Questions can have numerical answers (such as age), or may be factors (Yes or No, agree, disagree, etc.), with the table tipos_respuesta (answer types) is identified the kind of response that corresponds to each question.
For answers of factor type, the factores (factors) table contains all the possible answer values, again literally copied from those provided in the original OECD data, and, to each question, the possible responses are associated through the factores_preguntas (factors questions) table.
Finally, the table grupos_preguntas (question groups) is used to group equivalent questions pertaining to different years, which are sometimes codified with different codes depending on the year. For example, age, sex, etc. are questions that are repeated every year. There is an option when querying the data to select to if the answers to these questions are returned in different columns, one for each year, or all in the same column, under the name of the group.
Data tables of the PISA database
These tables are contained in each of the national databases, and contain the students, schools and parents, as well as responses to questionnaires and different statistical for each student, like scores, weights and replicated weights.

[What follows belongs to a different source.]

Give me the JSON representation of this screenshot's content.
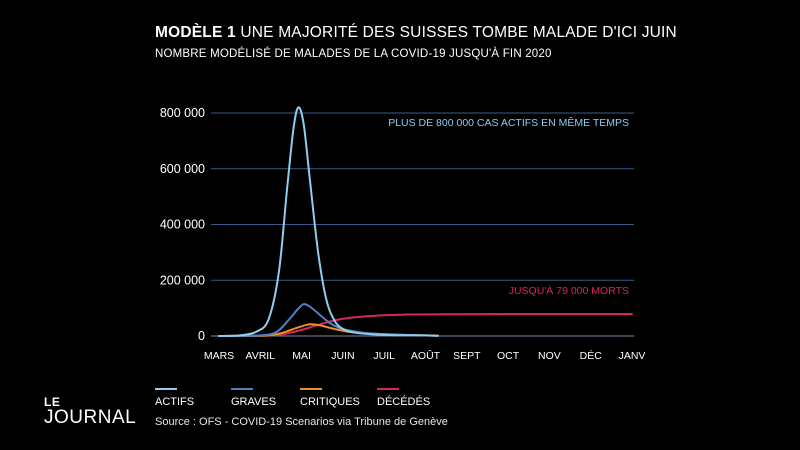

The tables where the different individuals in the sample are stored are alumnos (students), escuelas (schools) and padres (parents):
Although, for each student, their corresponding school and their parents the stratum and territorial division are the same, these data are duplicated in all three tables because the queries can be done only by school or parents, and there are too many records in the student table to cross it in a query only to obtain this information, so we sacrifice normalization of the tables in favor of query optimization. In the codigo (code) field of the table of schools and students there is the code assigned in the original database to the student or school.
The statistics concerning individuals (weights, replicated weights and scores), are in the following tables:
In all of them, the valor_txt (textual value) field is the literal value in the official OECD data.
Finally, as there are a lot of different answers to the questionnaires, I have distributed them into five different tables, to optimize access:
The student questionnaire answers have been divided into two tables, respuestas_otros (other answers) and respuestas_alumnos (student responses), in respuestas_rms are the answers to reading, math and science exams. The answers to the school questionnaire are in respuestas_escuelas and those of parent questionnaire on respuestas_padres. In the field valor_alfa (alphanumeric value) is the literal value of the answer in the database of the OECD, while valor_num (numerical value) is this value converted to number, if possible.
The answers may be valid or some of the various nulls (NA, Invalid, Missing, Not Reached, Ambiguous or Ungraded, as the literal encoding in OECD database). The kind of answer is indicated in the id_clase field. The kinds of answers are in the table clase_respuesta (answer class), in the PISAComun schema:
The validez (validity) field is 1 for valid answers or 0 for missing or null values; valor_devuelto (returned value) is the default value code that is returned to the user as the value of the response. If the value is NULL, then the answer value in the corresponding table is returned.